Physics Programmer

  • Physics Programmer

In the real world, matter is ruled by laws of physics as explained by guys like Newton and Einstein; but in the virtual landscape of video games, the physics programmer makes the rules.


Based on system designs, computing power, and the restrictions of the game engine, physics programmers write the code that governs the natural laws of a video game. The physics engine is intended to simulate effects like gravity in the virtual environment, but this is only an approximation of what we experience in the real world. A number of physics elements must be worked into the virtual world, depending on the style and demands of the game. The programmer is tasked with implementing code for collision detection, the effect produced in games when two objects interact—for instance, two cars locking bumpers, or a character’s ability to pick up a weapon. In addition, the physics programmer writes code for particle systems that control explosions, moving water, smoke, and snow. Our brains have an expectation of what an oil drum should look like when it bursts into flame, and it is the job of the programmer to mimic the real-life result as closely as possible—or at least what Hollywood has conditioned us to think of as real life.

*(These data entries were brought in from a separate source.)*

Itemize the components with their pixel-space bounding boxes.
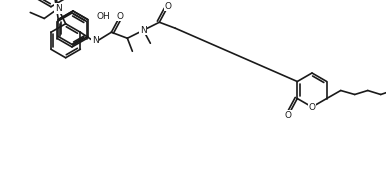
- Text: N: N: [140, 26, 147, 35]
- Text: N: N: [55, 4, 62, 13]
- Text: O: O: [285, 111, 292, 120]
- Text: O: O: [117, 12, 124, 21]
- Text: O: O: [308, 102, 315, 112]
- Text: O: O: [165, 2, 172, 11]
- Text: OH: OH: [96, 12, 110, 21]
- Text: O: O: [308, 102, 315, 112]
- Text: O: O: [285, 111, 292, 120]
- Text: N: N: [92, 36, 99, 45]
- Text: N: N: [92, 36, 99, 45]
- Text: N: N: [140, 26, 147, 35]
- Text: N: N: [55, 4, 62, 13]
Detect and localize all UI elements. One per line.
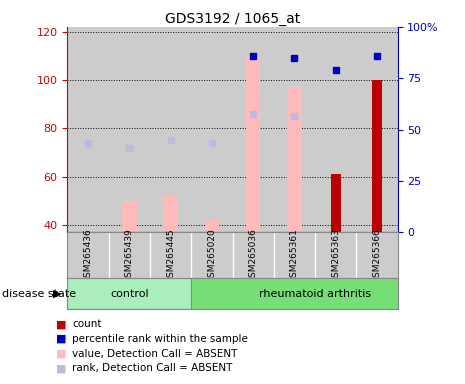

Another important concern of the physics programmer in games featuring human characters or living creatures is “ragdoll physics,” the treatment of a body when struck or killed. As the name suggests, this animation and simulation technique is programmed to treat a body like a rag doll as it hits the ground, giving the subject a set of bones and joints that react to multiple impacts. Games with higher processing power and fewer restrictions on the engine allow the programmer to include more advanced models of movement, collision detection, and particle systems, thus creating more visually sophisticated and realistic simulations of liquids, solids, and kinematic elements. Whatever the technological capacity of the engine, it is the core responsibility of the physics programmer to produce code that enhances the player’s experience and strengthens the authenticity of the game’s action.

Skills & Education

A college degree in computer programming, game development, or advanced mathematics is a requirement for a job as a physics programmer. A firm knowledge of linear algebra, trigonometry, and quaternion math is necessary. Courses in physics and anatomy are also valuable and expected in this career field. You should be proficient in C/C++, Assembly, and SIMD programming, and be comfortable quickly adapting your skills to a new scripting language and proprietary systems. Studios are typically less concerned with which engines or languages you know, but prefer a candidate that demonstrates a high level of skill and flexibility. Experience programming on current-generation consoles is a necessity.

What to Expect

Work as a physics programmer is highly technical, but still creative. In addition to writing code, you are expected to continually look for ways to improve upon existing systems and develop innovative methods to make the most use of limited space and power. No game developer ever wants to compromise quality for speed, so it is your challenge to find methods that meet the goals for both expectations. Major studios that turn out AAA titles require physics programmers to have at least three years of programming experience on multiple shipped titles. Work history in game quality assurance or as a junior software engineer performing low-level optimizations or stability fixes is excellent preparation for this role.